Confidence in non-financial companies is benefiting from improving profitability, more deleveraging and the ability to raise new equity, which governments can’t do, said Vivek Tawadey, head of European credit research strategy at BNP Paribas SA in London.
“Investors are finding that there’s much more clarity and transparency in the non-financial sector,” he said.
The Markit iTraxx SovX Western Europe Index is trading at 156.5 basis points, near an all-time high, while the Markit iTraxx Europe Index has more than halved from its 2008 peak to 106.25. Markit’s sovereign gauge, where Europe’s indebted peripheral countries are more heavily represented, has exceeded the corporate measure since March.
Contracts on Ireland surged 38 basis points to a record 428.3 basis points today, according to CMA, on growing concern the cost of bailing out Anglo Irish Bank Corp. will increase. The country’s Finance Ministry said there’s “no truth in a rumor” that the government may ask for external aid for its finances.
Credit-default swaps pay the buyer face value in exchange for the underlying securities or the cash equivalent should a company fail to adhere to its debt agreements. A basis point on a contract protecting 10 million euros of debt from default for five years is equivalent to 1,000 euros a year.
The cost of insuring Portuguese government debt exceeds default swaps on Portugal Telecom SGPS SA by 164 basis points, while contracts on Spain cost 90 basis points more than on Madrid-based Telefonica SA and swaps on Italy cost 26 more than the nation’s biggest utility Enel SpA, CMA prices show.

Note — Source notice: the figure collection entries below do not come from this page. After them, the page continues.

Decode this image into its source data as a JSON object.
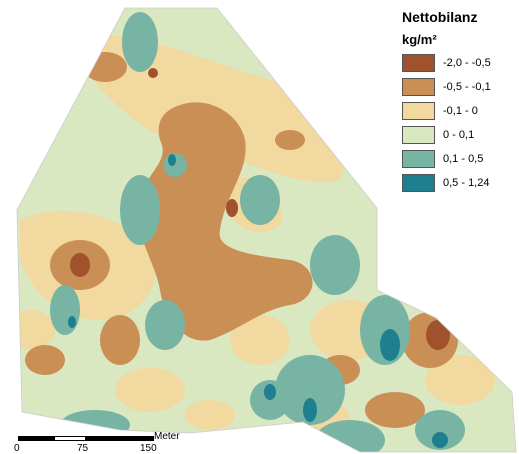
{
  "legend": {
    "title": "Nettobilanz",
    "unit": "kg/m²",
    "classes": [
      {
        "label": "-2,0 - -0,5",
        "color": "#a0522d"
      },
      {
        "label": "-0,5 - -0,1",
        "color": "#c98f55"
      },
      {
        "label": "-0,1 - 0",
        "color": "#f1d9a0"
      },
      {
        "label": "0 - 0,1",
        "color": "#d9e8c0"
      },
      {
        "label": "0,1 - 0,5",
        "color": "#78b4a3"
      },
      {
        "label": "0,5 - 1,24",
        "color": "#1f7f8f"
      }
    ]
  },
  "scale_bar": {
    "unit": "Meter",
    "ticks": [
      "0",
      "75",
      "150"
    ]
  }
}
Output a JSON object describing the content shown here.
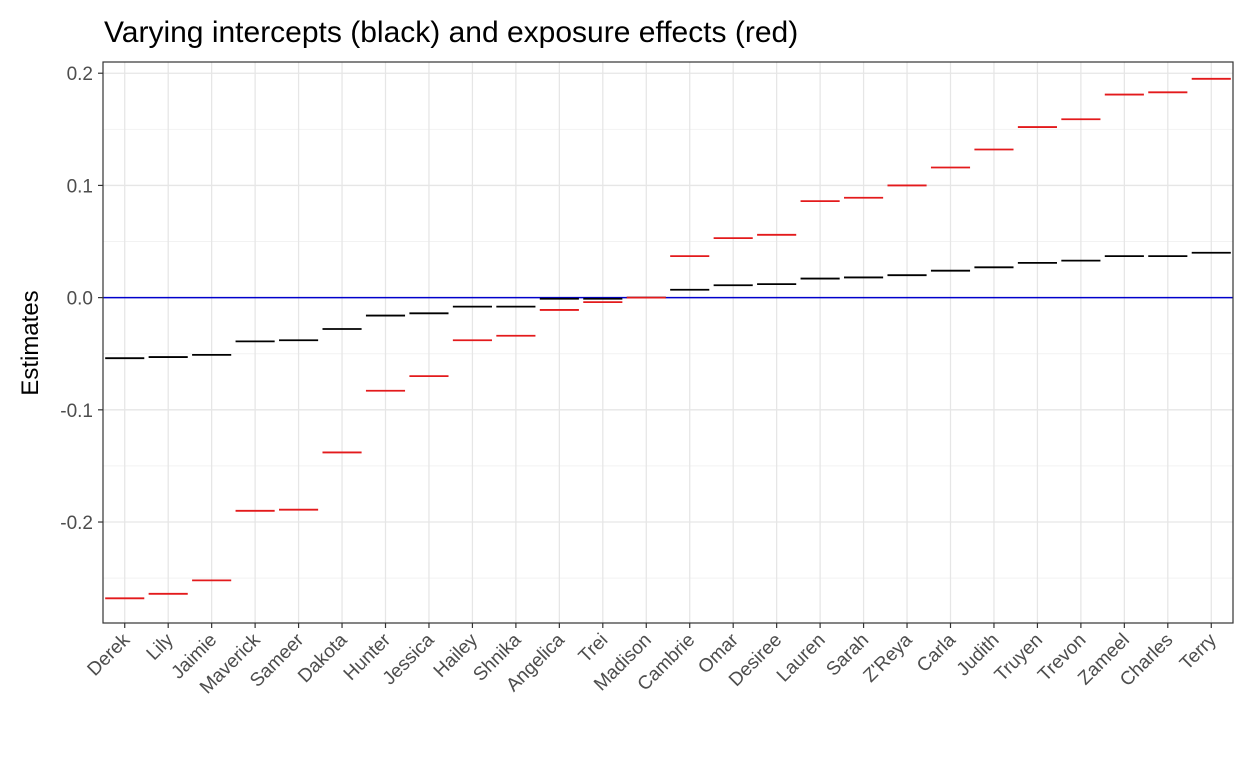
{
  "chart_data": {
    "type": "scatter",
    "marker": "horizontal-dash",
    "title": "Varying intercepts (black) and exposure effects (red)",
    "xlabel": "",
    "ylabel": "Estimates",
    "ylim": [
      -0.29,
      0.21
    ],
    "y_ticks": [
      -0.2,
      -0.1,
      0.0,
      0.1,
      0.2
    ],
    "y_tick_labels": [
      "-0.2",
      "-0.1",
      "0.0",
      "0.1",
      "0.2"
    ],
    "grid": true,
    "legend": "none",
    "reference_line": {
      "y": 0,
      "color": "#0000cc"
    },
    "categories": [
      "Derek",
      "Lily",
      "Jaimie",
      "Maverick",
      "Sameer",
      "Dakota",
      "Hunter",
      "Jessica",
      "Hailey",
      "Shnika",
      "Angelica",
      "Trei",
      "Madison",
      "Cambrie",
      "Omar",
      "Desiree",
      "Lauren",
      "Sarah",
      "Z'Reya",
      "Carla",
      "Judith",
      "Truyen",
      "Trevon",
      "Zameel",
      "Charles",
      "Terry"
    ],
    "series": [
      {
        "color": "#000000",
        "values": [
          -0.054,
          -0.053,
          -0.051,
          -0.039,
          -0.038,
          -0.028,
          -0.016,
          -0.014,
          -0.008,
          -0.008,
          -0.001,
          -0.001,
          0.0,
          0.007,
          0.011,
          0.012,
          0.017,
          0.018,
          0.02,
          0.024,
          0.027,
          0.031,
          0.033,
          0.037,
          0.037,
          0.04
        ]
      },
      {
        "color": "#e31a1c",
        "values": [
          -0.268,
          -0.264,
          -0.252,
          -0.19,
          -0.189,
          -0.138,
          -0.083,
          -0.07,
          -0.038,
          -0.034,
          -0.011,
          -0.004,
          0.0,
          0.037,
          0.053,
          0.056,
          0.086,
          0.089,
          0.1,
          0.116,
          0.132,
          0.152,
          0.159,
          0.181,
          0.183,
          0.195
        ]
      }
    ]
  }
}
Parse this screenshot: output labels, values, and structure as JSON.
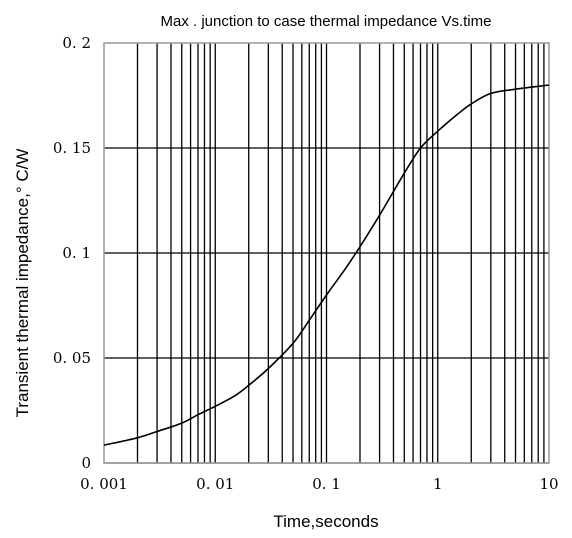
{
  "chart_data": {
    "type": "line",
    "title": "Max . junction to case thermal impedance Vs.time",
    "xlabel": "Time,seconds",
    "ylabel": "Transient thermal impedance,° C/W",
    "xscale": "log",
    "xlim": [
      0.001,
      10
    ],
    "ylim": [
      0,
      0.2
    ],
    "grid": true,
    "x_ticks": [
      {
        "value": 0.001,
        "label": "0. 001"
      },
      {
        "value": 0.01,
        "label": "0. 01"
      },
      {
        "value": 0.1,
        "label": "0. 1"
      },
      {
        "value": 1,
        "label": "1"
      },
      {
        "value": 10,
        "label": "10"
      }
    ],
    "y_ticks": [
      {
        "value": 0,
        "label": "0"
      },
      {
        "value": 0.05,
        "label": "0. 05"
      },
      {
        "value": 0.1,
        "label": "0. 1"
      },
      {
        "value": 0.15,
        "label": "0. 15"
      },
      {
        "value": 0.2,
        "label": "0. 2"
      }
    ],
    "series": [
      {
        "color": "#000000",
        "points": [
          {
            "x": 0.001,
            "y": 0.0085
          },
          {
            "x": 0.002,
            "y": 0.012
          },
          {
            "x": 0.003,
            "y": 0.015
          },
          {
            "x": 0.005,
            "y": 0.019
          },
          {
            "x": 0.007,
            "y": 0.023
          },
          {
            "x": 0.01,
            "y": 0.027
          },
          {
            "x": 0.015,
            "y": 0.032
          },
          {
            "x": 0.02,
            "y": 0.037
          },
          {
            "x": 0.03,
            "y": 0.045
          },
          {
            "x": 0.05,
            "y": 0.057
          },
          {
            "x": 0.07,
            "y": 0.068
          },
          {
            "x": 0.1,
            "y": 0.08
          },
          {
            "x": 0.15,
            "y": 0.093
          },
          {
            "x": 0.2,
            "y": 0.103
          },
          {
            "x": 0.3,
            "y": 0.118
          },
          {
            "x": 0.5,
            "y": 0.138
          },
          {
            "x": 0.7,
            "y": 0.15
          },
          {
            "x": 1,
            "y": 0.158
          },
          {
            "x": 1.5,
            "y": 0.166
          },
          {
            "x": 2,
            "y": 0.171
          },
          {
            "x": 3,
            "y": 0.176
          },
          {
            "x": 5,
            "y": 0.178
          },
          {
            "x": 7,
            "y": 0.179
          },
          {
            "x": 10,
            "y": 0.18
          }
        ]
      }
    ]
  }
}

“We’re in a situation where corporates can and do and will trade through sovereign ceilings,” said Simon Ballard, a strategist at RBC Capital Markets in London. “Conventional thinking suggests that’s wrong and unsustainable, but people are looking more idiosyncratically at the market.”
In the U.S., 19 companies in the Markit CDX North America Investment Grade Index have swaps that are trading below contracts on Treasuries, the most since February when derivatives on 41 companies were cheaper than swaps on the world’s largest economy, CMA data show.
Net debt for non-financial borrowers in the Standard & Poor’s 500 Index fell $33 billion in the second quarter to a three-year low of $1.56 trillion, according to the most recent company data compiled by Bloomberg. That drove leverage to 1.2 times earnings before interest, taxes, depreciation and amortization, down from 1.5 a year earlier and the lowest since the end of 2005. Net debt subtracts total cash, marketable securities and collateral from the sum of short- and long-term borrowings.